Publicado em 29 de julho de 2025

Pesquisadores do Brasil, da Costa Rica e da Europa conseguiram isolar e cultivar em laboratório um vírus do gênero Morbillivirus , primo do sarampo , que foi encontrado em morcegos da América Latina.

O feito de isolar o vírus in vitro permite estudar em detalhes a estrutura, a genética e os mecanismos de infecção dos patógenos, que também têm estrutura semelhante à da cinomose canina.

Isso abre caminhos para o desenvolvimento de novos métodos de diagnóstico, medicamentos e vacinas caso a doença passe a atingir humanos em algum momento. A descoberta é considerada essencial para ampliar o conhecimento sobre vírus selvagens.

Os dados foram obtidos após 14 anos de coleta e análise de mais de 1,6 mil morcegos no Brasil e na Costa Rica. O trabalho envolveu espécies hematófagas (que se alimentam de sangue), frugívoras e insetívoras. Os resultados foram publicados em junho, na revista Nature Microbiology

Embora análises genéticas anteriores indicassem presença de Morbillivirus em morcegos, não havia registros de isolamento direto. Essa limitação dificultava o estudo da biologia viral e dos riscos de infecção em outras espécies.
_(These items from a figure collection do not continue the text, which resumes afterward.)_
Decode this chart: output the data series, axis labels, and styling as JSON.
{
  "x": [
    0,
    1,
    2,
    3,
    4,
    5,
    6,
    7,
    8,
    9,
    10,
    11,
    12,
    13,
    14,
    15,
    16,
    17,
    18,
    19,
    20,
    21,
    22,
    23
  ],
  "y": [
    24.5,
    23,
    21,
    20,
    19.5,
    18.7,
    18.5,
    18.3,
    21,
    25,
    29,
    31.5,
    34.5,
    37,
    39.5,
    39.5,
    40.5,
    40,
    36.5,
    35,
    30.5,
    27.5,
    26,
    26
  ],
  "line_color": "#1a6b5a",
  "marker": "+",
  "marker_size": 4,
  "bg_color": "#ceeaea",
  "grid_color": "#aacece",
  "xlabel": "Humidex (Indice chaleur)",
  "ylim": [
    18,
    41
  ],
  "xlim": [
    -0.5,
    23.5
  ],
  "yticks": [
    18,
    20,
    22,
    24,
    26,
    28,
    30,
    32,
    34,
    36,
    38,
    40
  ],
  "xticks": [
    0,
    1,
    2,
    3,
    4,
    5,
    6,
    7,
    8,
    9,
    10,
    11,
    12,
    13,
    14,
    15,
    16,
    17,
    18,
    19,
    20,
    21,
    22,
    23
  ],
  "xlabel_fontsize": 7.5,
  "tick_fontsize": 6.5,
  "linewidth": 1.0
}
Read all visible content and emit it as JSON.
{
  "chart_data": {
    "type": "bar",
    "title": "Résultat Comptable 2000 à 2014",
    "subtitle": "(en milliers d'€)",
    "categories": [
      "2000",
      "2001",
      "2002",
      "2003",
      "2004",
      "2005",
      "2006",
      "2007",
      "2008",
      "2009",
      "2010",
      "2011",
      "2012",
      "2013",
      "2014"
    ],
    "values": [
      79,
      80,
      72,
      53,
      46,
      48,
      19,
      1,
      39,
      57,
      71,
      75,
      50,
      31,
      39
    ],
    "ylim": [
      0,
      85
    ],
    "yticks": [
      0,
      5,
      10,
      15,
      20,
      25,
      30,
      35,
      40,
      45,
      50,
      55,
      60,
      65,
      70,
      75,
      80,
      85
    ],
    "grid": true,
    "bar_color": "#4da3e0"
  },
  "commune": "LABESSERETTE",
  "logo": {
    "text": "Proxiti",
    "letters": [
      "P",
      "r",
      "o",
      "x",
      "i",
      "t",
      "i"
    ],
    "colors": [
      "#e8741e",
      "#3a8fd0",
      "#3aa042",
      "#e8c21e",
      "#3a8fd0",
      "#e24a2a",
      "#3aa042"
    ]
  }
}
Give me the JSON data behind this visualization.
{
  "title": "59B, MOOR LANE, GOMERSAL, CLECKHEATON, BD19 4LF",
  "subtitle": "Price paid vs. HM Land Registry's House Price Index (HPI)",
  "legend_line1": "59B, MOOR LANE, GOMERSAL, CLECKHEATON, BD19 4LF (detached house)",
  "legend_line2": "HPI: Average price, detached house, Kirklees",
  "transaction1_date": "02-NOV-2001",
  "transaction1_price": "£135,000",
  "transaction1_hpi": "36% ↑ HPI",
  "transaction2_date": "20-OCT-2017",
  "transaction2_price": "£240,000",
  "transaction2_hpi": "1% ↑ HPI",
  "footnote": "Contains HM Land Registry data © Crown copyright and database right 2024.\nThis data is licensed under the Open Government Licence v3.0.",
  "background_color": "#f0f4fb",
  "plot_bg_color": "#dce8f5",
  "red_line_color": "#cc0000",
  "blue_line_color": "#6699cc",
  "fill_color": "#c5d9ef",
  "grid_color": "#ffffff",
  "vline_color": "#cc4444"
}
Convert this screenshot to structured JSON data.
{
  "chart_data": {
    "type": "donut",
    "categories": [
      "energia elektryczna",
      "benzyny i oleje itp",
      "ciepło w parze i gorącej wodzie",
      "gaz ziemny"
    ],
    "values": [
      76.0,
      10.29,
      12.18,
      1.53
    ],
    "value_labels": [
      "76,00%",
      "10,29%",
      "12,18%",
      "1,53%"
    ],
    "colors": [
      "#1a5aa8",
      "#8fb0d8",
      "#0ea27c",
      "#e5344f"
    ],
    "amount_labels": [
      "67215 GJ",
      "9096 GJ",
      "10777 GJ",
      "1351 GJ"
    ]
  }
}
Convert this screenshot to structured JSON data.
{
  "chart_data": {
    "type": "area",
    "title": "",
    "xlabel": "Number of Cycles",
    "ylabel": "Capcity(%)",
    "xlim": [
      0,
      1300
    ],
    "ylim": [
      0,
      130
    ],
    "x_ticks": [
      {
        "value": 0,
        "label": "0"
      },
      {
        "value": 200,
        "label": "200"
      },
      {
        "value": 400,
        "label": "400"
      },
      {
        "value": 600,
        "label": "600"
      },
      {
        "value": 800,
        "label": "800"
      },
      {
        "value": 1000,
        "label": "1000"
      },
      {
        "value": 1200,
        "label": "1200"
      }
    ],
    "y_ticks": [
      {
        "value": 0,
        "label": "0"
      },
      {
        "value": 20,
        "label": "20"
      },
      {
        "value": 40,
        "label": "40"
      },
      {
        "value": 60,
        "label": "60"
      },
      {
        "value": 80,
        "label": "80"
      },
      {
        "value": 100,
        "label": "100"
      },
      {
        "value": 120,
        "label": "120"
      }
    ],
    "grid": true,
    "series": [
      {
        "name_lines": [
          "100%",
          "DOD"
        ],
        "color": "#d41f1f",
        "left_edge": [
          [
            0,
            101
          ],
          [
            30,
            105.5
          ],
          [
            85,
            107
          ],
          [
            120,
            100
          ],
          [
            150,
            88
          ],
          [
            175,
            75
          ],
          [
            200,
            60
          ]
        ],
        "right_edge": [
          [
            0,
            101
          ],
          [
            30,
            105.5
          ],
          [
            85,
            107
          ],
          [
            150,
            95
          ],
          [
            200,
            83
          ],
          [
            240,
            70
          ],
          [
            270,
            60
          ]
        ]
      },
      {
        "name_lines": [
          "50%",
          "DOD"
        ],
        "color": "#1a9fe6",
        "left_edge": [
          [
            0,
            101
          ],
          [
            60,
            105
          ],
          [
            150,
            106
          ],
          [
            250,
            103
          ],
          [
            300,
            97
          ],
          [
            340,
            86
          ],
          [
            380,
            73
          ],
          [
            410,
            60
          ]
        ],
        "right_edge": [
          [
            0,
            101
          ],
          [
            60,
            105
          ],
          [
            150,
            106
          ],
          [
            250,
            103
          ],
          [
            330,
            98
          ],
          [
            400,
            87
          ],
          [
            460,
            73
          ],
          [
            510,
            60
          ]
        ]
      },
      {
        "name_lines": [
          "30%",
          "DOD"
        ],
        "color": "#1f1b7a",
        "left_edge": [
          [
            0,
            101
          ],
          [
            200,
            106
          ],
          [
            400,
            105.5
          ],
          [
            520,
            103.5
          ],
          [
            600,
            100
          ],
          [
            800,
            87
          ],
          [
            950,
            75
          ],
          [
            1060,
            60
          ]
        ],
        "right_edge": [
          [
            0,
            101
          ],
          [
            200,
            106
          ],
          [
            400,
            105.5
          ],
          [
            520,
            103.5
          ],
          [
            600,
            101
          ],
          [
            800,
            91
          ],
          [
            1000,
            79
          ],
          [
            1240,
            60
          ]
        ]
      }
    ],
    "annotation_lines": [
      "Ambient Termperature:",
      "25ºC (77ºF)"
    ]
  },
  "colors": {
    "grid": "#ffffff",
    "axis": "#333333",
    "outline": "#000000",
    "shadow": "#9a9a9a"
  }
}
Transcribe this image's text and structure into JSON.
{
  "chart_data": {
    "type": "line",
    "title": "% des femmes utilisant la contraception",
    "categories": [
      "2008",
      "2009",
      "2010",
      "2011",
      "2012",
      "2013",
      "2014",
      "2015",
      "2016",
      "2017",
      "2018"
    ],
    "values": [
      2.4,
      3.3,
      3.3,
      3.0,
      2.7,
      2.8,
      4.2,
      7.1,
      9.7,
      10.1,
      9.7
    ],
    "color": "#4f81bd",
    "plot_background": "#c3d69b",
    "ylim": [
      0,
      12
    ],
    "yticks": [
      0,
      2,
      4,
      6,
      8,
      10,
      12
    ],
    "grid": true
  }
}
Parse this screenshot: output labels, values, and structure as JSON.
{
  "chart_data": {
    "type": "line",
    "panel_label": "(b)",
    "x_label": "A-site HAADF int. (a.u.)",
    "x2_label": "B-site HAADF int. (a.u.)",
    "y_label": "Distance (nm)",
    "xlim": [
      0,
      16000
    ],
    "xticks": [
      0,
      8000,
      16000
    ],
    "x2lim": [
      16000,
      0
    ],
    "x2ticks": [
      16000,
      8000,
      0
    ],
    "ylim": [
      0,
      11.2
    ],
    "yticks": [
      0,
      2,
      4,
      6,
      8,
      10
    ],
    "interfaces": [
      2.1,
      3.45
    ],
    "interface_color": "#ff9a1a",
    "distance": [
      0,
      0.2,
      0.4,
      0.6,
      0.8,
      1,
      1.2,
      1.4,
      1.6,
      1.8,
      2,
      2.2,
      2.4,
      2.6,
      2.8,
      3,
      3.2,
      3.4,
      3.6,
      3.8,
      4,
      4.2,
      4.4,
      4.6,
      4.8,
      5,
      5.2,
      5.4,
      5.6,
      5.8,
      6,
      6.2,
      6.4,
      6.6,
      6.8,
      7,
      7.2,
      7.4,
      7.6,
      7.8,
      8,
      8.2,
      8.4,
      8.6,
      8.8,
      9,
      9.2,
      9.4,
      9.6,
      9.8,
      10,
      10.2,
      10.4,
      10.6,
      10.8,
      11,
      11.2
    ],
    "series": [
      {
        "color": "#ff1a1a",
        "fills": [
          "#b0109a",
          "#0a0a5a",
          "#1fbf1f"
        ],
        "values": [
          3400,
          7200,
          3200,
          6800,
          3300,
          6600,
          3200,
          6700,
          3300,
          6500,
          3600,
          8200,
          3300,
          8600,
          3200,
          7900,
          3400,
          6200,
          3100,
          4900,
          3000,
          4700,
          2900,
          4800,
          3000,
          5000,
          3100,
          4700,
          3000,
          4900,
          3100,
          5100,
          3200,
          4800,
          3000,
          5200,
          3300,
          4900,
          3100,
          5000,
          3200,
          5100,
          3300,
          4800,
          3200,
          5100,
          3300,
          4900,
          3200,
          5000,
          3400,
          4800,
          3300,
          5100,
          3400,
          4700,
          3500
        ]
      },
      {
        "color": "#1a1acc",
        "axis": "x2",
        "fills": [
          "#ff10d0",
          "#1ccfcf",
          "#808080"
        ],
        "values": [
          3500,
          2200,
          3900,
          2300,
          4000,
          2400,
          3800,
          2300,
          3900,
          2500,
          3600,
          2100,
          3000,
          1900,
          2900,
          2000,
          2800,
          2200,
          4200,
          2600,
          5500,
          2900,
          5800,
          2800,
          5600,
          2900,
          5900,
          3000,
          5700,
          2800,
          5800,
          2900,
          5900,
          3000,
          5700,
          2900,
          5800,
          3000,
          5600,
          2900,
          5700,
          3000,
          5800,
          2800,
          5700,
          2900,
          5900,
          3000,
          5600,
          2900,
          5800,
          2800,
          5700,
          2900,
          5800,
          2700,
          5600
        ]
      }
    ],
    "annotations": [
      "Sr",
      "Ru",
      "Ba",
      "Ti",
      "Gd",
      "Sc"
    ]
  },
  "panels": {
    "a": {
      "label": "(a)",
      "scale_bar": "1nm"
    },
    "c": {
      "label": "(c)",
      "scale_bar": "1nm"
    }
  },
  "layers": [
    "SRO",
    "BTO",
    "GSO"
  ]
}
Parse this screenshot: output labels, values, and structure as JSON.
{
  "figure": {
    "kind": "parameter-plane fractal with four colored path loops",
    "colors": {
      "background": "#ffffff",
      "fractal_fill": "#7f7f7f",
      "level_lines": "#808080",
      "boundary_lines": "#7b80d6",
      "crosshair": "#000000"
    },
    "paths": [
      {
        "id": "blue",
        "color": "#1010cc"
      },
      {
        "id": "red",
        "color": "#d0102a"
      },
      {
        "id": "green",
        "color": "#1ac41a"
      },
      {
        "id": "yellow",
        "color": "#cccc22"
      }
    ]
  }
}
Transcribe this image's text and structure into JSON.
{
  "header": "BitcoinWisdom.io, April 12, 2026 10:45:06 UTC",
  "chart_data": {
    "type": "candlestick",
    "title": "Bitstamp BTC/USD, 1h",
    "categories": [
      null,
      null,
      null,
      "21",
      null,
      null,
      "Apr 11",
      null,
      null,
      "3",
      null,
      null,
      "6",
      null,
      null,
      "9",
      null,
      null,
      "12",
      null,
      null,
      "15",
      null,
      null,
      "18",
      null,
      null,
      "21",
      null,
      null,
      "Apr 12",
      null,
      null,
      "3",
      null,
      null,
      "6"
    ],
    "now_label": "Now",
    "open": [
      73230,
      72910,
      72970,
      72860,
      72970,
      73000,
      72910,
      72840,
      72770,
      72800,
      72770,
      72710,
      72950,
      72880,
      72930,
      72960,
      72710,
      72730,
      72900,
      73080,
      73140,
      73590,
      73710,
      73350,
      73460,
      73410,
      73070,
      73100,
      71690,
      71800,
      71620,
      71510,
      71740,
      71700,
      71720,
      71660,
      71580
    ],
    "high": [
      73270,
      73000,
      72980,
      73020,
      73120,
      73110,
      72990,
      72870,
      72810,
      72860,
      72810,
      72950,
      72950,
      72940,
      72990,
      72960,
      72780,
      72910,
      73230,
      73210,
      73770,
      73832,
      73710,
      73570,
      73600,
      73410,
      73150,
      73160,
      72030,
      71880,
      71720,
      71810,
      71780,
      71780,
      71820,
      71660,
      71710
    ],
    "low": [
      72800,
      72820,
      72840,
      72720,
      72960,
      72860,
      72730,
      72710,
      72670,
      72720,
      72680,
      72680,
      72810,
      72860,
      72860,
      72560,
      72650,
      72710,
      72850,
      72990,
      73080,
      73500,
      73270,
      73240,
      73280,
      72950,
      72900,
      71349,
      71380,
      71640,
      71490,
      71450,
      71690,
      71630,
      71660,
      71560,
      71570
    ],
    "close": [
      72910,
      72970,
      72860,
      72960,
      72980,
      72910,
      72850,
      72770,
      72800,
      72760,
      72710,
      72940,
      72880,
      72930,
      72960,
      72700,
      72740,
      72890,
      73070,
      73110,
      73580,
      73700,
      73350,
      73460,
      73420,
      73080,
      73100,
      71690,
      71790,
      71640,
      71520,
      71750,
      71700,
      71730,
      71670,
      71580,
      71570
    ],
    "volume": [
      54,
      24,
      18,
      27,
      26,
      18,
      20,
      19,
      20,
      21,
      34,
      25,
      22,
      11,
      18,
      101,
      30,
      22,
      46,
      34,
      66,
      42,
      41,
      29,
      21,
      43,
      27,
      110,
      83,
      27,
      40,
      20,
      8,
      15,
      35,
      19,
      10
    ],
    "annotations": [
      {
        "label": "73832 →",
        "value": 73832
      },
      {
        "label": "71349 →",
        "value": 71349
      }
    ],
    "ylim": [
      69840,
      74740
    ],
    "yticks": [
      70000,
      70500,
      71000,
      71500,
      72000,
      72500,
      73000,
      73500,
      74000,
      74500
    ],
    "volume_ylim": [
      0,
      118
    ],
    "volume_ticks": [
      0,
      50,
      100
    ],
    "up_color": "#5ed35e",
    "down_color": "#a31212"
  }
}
Morbillivirus não infecta facilmente células humanas

Doença ainda é restrita aos morcegos

Desta vez, a equipe sequenciou o material genético completo de diferentes linhagens virais. Em uma delas, conseguiu identificar como o vírus interage com as células do hospedeiro.

Altas concentrações virais foram identificadas nos rins, pulmões, fígado, intestino e coração dos morcegos. O achado indica infecções sistêmicas não letais, semelhantes às observadas no sarampo em humanos. A doença, porém, não pode afetar humanos.

Mas os pesquisadores alertam que a vigilância contínua é fundamental para evitar riscos futuros. “Como todo vírus, existe a possibilidade de adaptação”, diz Góes.

A equipe também identificou vírus semelhantes em macacos silvestres mortos no Brasil. As análises genéticas sugerem que esses patógenos podem ter origem em morcegos, indicando a possibilidade de transmissão entre espécies.